![]() |
| Foto : Ist. |
Dari sikap yang ditunjukkan sang kades, tampak jelas adanya kecenderungan meremehkan suara publik, seakan mengukuhkan bahwa kultur kepemimpinan di desa tersebut jauh dari nilai etika dan keteladanan.
“Kami berharap baik Pemerintah Setempat maupun aparat penegak hukum tetap teguh patuh pada regulasi yang berlaku tanpa memandang jabatan atau status sosial dalam menerapkan aturan dan menegakkan hukum terhadap siapa pun yang terjerat persoalan," ujar Rian.
Dalam unggahan yang kini viral, terlihat nada sinis dan tidak etis yang ditujukan kepada mahasiswa yang menggelar aksi menuntut penegakan hukum atas status tersangka Kades Gantarang dalam perkara yang masih bergulir di Polres Jeneponto. Padahal, aksi yang membawa spanduk bertuliskan “Segera PLT-kan Kades Gantarang” dan “Tangkap dan Adili” merupakan bentuk kontrol sosial yang sah.
Alih-alih menanggapi kritik secara dewasa, oknum Kades justru memilih membalas dengan bahasa provokatif—tindakan yang menunjukkan ketidakmatangan dan arogansi kekuasaan. Hal ini merusak martabat jabatan sekaligus memperkuat tuntutan publik untuk percepatan proses pemberhentian sementara melalui mekanisme Plt Kepala Desa, sebagaimana diatur dalam regulasi tentang pejabat desa yang berstatus tersangka.
APHI Desak Polda Sulsel Ambil Alih Penanganan Perkara.
Melihat situasi yang semakin memanas dan indikasi proses hukum yang dianggap tidak maksimal di tingkat Polres Jeneponto, APHI bersama sejumlah elemen mahasiswa menilai bahwa penanganan kasus ini rentan konflik kepentingan. Beberapa dinamika bahkan menimbulkan tanda tanya publik mengenai objektivitas aparat dalam menangani pejabat desa yang sudah berstatus tersangka.
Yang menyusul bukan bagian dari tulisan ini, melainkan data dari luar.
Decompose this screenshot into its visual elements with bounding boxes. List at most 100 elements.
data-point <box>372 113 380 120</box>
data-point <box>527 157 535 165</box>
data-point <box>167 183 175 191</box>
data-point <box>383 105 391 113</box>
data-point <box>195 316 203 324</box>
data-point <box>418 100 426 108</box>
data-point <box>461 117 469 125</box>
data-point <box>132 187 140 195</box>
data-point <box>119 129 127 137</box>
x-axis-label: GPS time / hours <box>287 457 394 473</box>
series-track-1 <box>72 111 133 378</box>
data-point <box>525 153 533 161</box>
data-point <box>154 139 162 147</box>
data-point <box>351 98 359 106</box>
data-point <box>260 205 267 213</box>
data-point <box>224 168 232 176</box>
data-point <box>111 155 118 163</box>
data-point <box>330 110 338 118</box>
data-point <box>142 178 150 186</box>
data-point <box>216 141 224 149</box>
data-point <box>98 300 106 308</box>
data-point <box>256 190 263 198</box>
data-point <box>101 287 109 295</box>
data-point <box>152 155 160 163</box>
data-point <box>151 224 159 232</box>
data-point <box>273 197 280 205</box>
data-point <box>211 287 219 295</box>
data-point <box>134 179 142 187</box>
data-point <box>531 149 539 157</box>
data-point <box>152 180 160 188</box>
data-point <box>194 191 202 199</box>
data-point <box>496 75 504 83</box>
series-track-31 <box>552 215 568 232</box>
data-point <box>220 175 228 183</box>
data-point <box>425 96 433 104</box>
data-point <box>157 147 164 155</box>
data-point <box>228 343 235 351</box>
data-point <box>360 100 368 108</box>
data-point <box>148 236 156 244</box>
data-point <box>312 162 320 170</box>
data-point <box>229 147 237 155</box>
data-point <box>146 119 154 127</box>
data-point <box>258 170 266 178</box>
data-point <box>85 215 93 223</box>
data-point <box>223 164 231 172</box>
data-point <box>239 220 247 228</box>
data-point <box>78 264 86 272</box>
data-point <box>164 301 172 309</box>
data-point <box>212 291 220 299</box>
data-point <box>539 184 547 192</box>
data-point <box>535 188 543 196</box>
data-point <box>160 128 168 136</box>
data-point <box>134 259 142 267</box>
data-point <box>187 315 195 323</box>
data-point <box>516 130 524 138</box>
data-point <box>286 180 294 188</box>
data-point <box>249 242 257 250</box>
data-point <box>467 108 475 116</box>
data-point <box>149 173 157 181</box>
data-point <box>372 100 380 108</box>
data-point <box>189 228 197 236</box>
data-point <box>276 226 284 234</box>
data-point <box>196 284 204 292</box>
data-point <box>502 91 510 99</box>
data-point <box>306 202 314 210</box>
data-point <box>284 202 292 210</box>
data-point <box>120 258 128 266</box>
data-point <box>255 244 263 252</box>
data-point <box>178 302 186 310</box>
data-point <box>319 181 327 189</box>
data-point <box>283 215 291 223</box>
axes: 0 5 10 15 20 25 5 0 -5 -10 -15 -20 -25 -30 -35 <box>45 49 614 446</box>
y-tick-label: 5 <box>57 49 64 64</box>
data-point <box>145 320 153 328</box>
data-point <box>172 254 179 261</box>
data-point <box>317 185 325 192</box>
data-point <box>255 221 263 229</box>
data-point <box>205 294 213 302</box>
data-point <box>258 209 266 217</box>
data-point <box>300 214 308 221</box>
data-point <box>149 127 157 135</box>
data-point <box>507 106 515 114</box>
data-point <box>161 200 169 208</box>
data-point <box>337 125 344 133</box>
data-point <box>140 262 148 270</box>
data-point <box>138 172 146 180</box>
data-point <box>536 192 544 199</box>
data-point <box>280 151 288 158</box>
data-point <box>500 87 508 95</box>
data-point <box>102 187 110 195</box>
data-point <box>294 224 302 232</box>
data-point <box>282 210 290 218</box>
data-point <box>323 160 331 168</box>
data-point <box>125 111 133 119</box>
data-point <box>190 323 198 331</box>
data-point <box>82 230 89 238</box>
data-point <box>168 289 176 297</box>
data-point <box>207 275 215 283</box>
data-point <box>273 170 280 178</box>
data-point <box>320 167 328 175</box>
Atas dasar itu, APHI secara tegas mendesak Polda Sulawesi Selatan untuk mengambil alih penanganan perkara demi:
1. Mengembalikan kepercayaan publik terhadap integritas dan independensi penegakan hukum.
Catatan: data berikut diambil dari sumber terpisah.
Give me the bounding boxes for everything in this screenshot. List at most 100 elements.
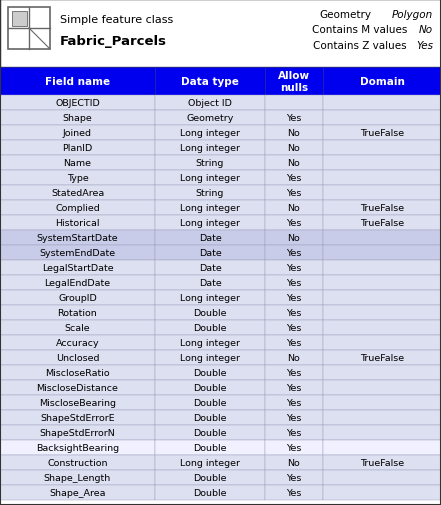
Text: String: String	[196, 189, 224, 197]
Text: LegalStartDate: LegalStartDate	[42, 264, 113, 273]
Bar	[0, 485, 155, 500]
Bar	[0, 111, 155, 126]
Bar	[155, 290, 265, 306]
Text: Long integer: Long integer	[180, 458, 240, 467]
Text: No: No	[288, 129, 300, 138]
Text: No: No	[288, 204, 300, 213]
Text: Double: Double	[193, 309, 227, 317]
Bar	[265, 231, 323, 245]
Bar	[0, 245, 155, 261]
Bar	[155, 156, 265, 171]
Text: No: No	[419, 25, 433, 35]
Bar	[265, 485, 323, 500]
Text: Shape_Length: Shape_Length	[44, 473, 111, 482]
Bar	[265, 306, 323, 320]
Text: SystemEndDate: SystemEndDate	[39, 248, 116, 258]
Bar	[0, 440, 155, 455]
Text: Geometry: Geometry	[186, 114, 234, 123]
Text: Yes: Yes	[286, 174, 302, 183]
Text: TrueFalse: TrueFalse	[360, 129, 404, 138]
Bar	[323, 425, 441, 440]
Bar	[155, 141, 265, 156]
Bar	[323, 485, 441, 500]
Text: TrueFalse: TrueFalse	[360, 458, 404, 467]
Bar	[0, 410, 155, 425]
Bar	[0, 0, 441, 68]
Text: Yes: Yes	[286, 413, 302, 422]
Bar	[323, 470, 441, 485]
Text: String: String	[196, 159, 224, 168]
Text: Double: Double	[193, 473, 227, 482]
Text: Yes: Yes	[286, 488, 302, 497]
Text: Data type: Data type	[181, 77, 239, 87]
Bar	[0, 96, 155, 111]
Text: Yes: Yes	[286, 293, 302, 302]
Text: GroupID: GroupID	[58, 293, 97, 302]
Bar	[0, 156, 155, 171]
Text: Date: Date	[198, 278, 221, 287]
Bar	[265, 96, 323, 111]
Bar	[155, 306, 265, 320]
Text: No: No	[288, 458, 300, 467]
Bar	[265, 68, 323, 96]
Text: Field name: Field name	[45, 77, 110, 87]
Text: Double: Double	[193, 323, 227, 332]
Bar	[0, 186, 155, 200]
Bar	[155, 171, 265, 186]
Bar	[0, 470, 155, 485]
Bar	[323, 231, 441, 245]
Bar	[0, 425, 155, 440]
Text: Allow
nulls: Allow nulls	[278, 71, 310, 92]
Bar	[155, 395, 265, 410]
Bar	[265, 186, 323, 200]
Bar	[0, 275, 155, 290]
Text: Date: Date	[198, 233, 221, 242]
Bar	[155, 231, 265, 245]
Bar	[323, 186, 441, 200]
Text: Yes: Yes	[286, 189, 302, 197]
Bar	[155, 186, 265, 200]
Text: Scale: Scale	[65, 323, 90, 332]
Bar	[265, 156, 323, 171]
Text: Double: Double	[193, 488, 227, 497]
Text: TrueFalse: TrueFalse	[360, 354, 404, 362]
Bar	[265, 111, 323, 126]
Text: Yes: Yes	[286, 398, 302, 407]
Bar	[0, 306, 155, 320]
Bar	[0, 380, 155, 395]
Bar	[323, 171, 441, 186]
Bar	[155, 275, 265, 290]
Bar	[323, 410, 441, 425]
Bar	[265, 261, 323, 275]
Bar	[155, 261, 265, 275]
Bar	[265, 171, 323, 186]
Bar	[323, 440, 441, 455]
Text: Long integer: Long integer	[180, 219, 240, 228]
Bar	[155, 68, 265, 96]
Bar	[323, 141, 441, 156]
Bar	[155, 455, 265, 470]
Text: Date: Date	[198, 248, 221, 258]
Text: Long integer: Long integer	[180, 293, 240, 302]
Bar	[323, 200, 441, 216]
Bar	[0, 261, 155, 275]
Bar	[155, 485, 265, 500]
Text: Yes: Yes	[286, 383, 302, 392]
Text: ShapeStdErrorN: ShapeStdErrorN	[40, 428, 116, 437]
Text: Double: Double	[193, 443, 227, 452]
Bar	[265, 216, 323, 231]
Text: Complied: Complied	[55, 204, 100, 213]
Text: OBJECTID: OBJECTID	[55, 99, 100, 108]
Bar	[323, 350, 441, 365]
Text: Historical: Historical	[55, 219, 100, 228]
Text: Yes: Yes	[286, 219, 302, 228]
Bar	[265, 320, 323, 335]
Text: Accuracy: Accuracy	[56, 338, 99, 347]
Text: Name: Name	[64, 159, 91, 168]
Bar	[0, 216, 155, 231]
Bar	[0, 365, 155, 380]
Bar	[323, 365, 441, 380]
Bar	[265, 395, 323, 410]
Bar	[265, 455, 323, 470]
Bar	[155, 380, 265, 395]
2. Mencegah potensi kompromi atau permainan hukum di level polres.
3. Menjamin penanganan perkara bebas intervensi pejabat lokal.
4. Menegaskan komitmen aparat dalam menindak pejabat publik yang menghadapi perkara hukum.
Rian Garcia, selaku jenderal lapangan menyatakan bahwa "Arogansi seorang pejabat publik yang sedang berstatus tersangka tidak boleh dibiarkan menjadi preseden buruk bagi tata kelola pemerintahan desa di Jeneponto. Kami turun ke jalan bukan karena benci, tetapi karena hukum harus ditegakkan tanpa pandang bulu. Ketika seorang kepala desa berani mengolok-olok suara publik di tengah proses hukum, itu adalah pembangkangan terhadap etika jabatan. Dan ketika Polres Jeneponto tampak tidak tegas, maka Polda Sulsel wajib turun tangan. Ini bukan soal satu desa, ini soal martabat hukum di Sulawesi Selatan,” tutupnya
Kini publik menanti langkah konkret Polda Sulsel. Semakin lama polemik dibiarkan tanpa tindakan tegas, semakin besar potensi gesekan sosial dan erosi kepercayaan terhadap aparat penegak hukum.
Aksi, kritik, dan suara masyarakat tidak boleh dikalahkan oleh arogansi seorang pejabat. Penegakan hukum harus berdiri lebih tinggi daripada kepentingan kekuasaan.
Kasus Gantarang adalah ujian integritas hukum di Sulawesi Selatan apakah keadilan benar-benar berlaku sama bagi semua.